Wage and price controls are almost always controversial. Like attempts to control expenditures, they often create more problems than they solve. We will examine both sides of the issue, starting with the argument in favor of controls.
Figure 4.2 The Effect of an Excise Tax When Demand is More Elastic Than Supply
If demand is much more elastic than supply, the quantity purchased will decline significantly when supply decreases from S1 to S2 in response to the added cost of the excise tax. Producers will lose $0.20; consumers will pay only $0.05 more.

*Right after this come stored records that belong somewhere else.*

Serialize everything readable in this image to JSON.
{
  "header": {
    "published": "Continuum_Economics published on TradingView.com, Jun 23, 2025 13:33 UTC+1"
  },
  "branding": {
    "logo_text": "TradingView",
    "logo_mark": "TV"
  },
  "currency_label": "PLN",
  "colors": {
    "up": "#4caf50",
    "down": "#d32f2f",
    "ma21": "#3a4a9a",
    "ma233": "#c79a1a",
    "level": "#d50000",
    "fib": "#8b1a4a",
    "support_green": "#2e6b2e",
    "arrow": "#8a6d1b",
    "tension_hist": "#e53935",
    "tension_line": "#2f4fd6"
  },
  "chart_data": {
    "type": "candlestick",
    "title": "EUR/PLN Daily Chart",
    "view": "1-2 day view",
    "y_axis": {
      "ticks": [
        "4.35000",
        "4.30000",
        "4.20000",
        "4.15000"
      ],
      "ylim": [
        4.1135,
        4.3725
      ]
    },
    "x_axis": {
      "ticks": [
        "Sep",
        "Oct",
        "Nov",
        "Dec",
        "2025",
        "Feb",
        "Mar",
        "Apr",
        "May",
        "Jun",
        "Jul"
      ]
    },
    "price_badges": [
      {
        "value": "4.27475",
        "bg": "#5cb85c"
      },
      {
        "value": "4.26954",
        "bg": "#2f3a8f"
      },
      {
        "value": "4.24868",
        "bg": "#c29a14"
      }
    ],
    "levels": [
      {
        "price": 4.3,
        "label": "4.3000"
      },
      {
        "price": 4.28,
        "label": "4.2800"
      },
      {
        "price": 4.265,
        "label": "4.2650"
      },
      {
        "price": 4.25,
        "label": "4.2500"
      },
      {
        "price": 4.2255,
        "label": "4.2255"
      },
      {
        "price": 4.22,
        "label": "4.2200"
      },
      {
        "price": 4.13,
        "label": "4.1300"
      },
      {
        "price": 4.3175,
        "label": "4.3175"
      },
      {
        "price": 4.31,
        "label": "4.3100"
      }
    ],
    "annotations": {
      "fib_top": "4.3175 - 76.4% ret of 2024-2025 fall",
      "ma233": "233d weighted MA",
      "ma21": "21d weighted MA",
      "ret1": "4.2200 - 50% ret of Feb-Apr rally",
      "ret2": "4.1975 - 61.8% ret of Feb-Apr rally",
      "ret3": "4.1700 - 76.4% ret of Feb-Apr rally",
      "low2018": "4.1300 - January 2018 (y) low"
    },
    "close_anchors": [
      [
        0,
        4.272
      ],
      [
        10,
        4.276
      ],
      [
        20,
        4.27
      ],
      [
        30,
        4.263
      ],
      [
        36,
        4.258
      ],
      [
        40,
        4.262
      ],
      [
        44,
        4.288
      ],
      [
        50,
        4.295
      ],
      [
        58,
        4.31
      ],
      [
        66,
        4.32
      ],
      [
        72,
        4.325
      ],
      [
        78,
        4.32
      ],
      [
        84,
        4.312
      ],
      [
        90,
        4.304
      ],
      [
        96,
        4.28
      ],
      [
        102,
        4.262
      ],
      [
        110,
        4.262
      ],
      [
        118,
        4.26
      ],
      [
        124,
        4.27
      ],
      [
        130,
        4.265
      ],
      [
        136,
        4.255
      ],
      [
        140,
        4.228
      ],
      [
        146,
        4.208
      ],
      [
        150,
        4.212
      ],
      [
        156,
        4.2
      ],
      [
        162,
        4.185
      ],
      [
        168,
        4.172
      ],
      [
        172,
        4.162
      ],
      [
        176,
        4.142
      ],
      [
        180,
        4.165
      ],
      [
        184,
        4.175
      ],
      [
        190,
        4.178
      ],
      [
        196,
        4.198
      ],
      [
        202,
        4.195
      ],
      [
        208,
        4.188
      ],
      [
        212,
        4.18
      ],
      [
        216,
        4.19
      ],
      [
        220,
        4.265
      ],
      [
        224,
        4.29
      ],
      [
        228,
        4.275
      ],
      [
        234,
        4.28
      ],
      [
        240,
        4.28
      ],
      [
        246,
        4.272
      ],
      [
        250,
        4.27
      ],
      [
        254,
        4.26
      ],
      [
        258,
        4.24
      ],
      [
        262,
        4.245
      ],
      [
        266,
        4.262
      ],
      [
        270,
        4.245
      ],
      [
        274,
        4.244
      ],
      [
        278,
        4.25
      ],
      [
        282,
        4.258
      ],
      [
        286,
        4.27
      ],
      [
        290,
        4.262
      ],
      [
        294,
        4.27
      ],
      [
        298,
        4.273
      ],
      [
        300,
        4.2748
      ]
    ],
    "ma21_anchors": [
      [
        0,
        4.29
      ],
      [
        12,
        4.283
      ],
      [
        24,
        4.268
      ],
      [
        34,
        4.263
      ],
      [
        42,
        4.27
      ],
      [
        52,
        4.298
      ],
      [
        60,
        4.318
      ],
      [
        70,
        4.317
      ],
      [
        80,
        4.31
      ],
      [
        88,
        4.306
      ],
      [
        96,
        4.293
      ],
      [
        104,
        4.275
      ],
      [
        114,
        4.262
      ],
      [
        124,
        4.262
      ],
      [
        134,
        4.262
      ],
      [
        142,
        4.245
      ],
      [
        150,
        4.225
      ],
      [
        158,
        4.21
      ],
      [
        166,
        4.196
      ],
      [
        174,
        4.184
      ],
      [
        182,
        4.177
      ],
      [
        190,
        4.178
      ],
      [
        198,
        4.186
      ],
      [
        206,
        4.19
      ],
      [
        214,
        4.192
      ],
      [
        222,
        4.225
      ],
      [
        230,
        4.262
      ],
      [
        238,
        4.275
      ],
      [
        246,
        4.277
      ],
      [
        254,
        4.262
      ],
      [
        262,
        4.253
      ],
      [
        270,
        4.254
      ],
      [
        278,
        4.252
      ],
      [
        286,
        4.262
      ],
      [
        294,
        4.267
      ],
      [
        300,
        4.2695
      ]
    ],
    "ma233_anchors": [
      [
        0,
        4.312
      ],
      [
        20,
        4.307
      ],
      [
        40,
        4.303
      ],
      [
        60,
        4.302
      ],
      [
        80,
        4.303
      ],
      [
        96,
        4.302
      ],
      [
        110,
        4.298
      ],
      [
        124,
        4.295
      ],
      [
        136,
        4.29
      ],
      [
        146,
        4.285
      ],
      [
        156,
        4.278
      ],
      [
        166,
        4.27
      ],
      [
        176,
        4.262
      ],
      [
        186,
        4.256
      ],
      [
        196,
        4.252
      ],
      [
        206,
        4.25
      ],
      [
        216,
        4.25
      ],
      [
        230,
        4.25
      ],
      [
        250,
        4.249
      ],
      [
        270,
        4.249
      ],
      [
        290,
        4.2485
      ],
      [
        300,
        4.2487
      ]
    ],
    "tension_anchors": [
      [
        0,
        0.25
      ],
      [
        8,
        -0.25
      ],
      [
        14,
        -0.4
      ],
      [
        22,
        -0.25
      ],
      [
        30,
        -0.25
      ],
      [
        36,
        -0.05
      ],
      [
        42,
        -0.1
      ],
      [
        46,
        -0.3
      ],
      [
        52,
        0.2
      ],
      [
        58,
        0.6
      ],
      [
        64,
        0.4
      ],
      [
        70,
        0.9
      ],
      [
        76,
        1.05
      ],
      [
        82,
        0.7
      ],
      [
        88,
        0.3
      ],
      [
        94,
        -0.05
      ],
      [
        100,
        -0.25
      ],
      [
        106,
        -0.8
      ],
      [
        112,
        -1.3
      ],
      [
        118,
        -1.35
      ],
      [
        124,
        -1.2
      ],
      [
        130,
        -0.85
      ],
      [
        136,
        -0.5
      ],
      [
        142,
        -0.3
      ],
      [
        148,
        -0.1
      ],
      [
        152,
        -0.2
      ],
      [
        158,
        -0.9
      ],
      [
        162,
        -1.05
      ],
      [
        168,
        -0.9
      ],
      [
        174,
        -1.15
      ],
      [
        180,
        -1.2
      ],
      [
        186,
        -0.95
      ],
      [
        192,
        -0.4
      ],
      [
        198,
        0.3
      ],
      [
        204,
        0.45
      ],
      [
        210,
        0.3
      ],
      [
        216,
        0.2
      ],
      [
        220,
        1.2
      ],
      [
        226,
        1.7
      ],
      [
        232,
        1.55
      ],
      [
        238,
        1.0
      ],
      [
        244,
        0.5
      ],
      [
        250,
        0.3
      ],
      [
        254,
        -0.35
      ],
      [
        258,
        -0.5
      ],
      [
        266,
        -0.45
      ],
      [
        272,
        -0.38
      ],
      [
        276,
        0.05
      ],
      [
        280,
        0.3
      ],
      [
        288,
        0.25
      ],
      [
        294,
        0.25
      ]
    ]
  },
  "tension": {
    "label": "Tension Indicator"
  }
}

The Case for Price Controls
The case for price ceilings on particular products is complex. On the most basic level, many people believe that prices should be controlled to protect citizens from the harmful effects of inflation. When prices start to rise, redistributing personal income and disrupting the status quo, it seems unfair. Price controls may seem especially legitimate to people, like the elderly, who must live on fixed incomes, and have little means of compensating for the effects of price increases on goods like oil and gas.
Unearned Profits
Many proponents of price controls view the supply curve for a controlled good as essentially vertical. They believe that a price rise will not affect the quantity produced. Consumers will get nothing more in the way of goods, but producers will reap a windfall profit. Instead of an incentive to produce more, profit is seen as an economic rent—an exploitative surplus received by companies fortunate enough to be in the market at the right time.
Administered Prices
A technical argument for price controls is most often advanced by economists and public officials. Many economists maintain that a significant segment of the business and industrial community—the larger firms that control a sizable portion of industry sales— no longer responds to the forces of supply and demand. Firms in highly concentrated industries like steel, automobiles, computers, and tobacco can override market forces by manipulating their output so as to set price levels. Furthermore, they can manage the demand for their products through advertising campaigns. With market forces ineffective, control must come from the government. Price controls are the only way to avoid the production inefficiencies and inequitable distribution of income that result from concentration of industry. As John Kenneth Galbraith, a leading advocate of price controls, has put it, “Controls are made necessary because planning has replaced the market system. That is to say that the firm and the union have assumed the decisive power in setting prices and wages. This means that the decision no longer lies with the market and thus with the public.”1
Monopoly Power
Later in the course, we will see how a monopolist can be expected to restrict output in order to push up its price in order to earn greater profits. The case for price controls under monopoly conditions is, for many advocates of controls, a matter of “fairness.” The controls give back to consumers what they “deserve” in terms of lower prices. However, as we will see, under monopoly conditions, if the producer is forced to charge a (somewhat) lower price, the producer will rationally choose to increase the output level. Hence, price controls benefit consumers in two ways, first through lower prices and then through greater output.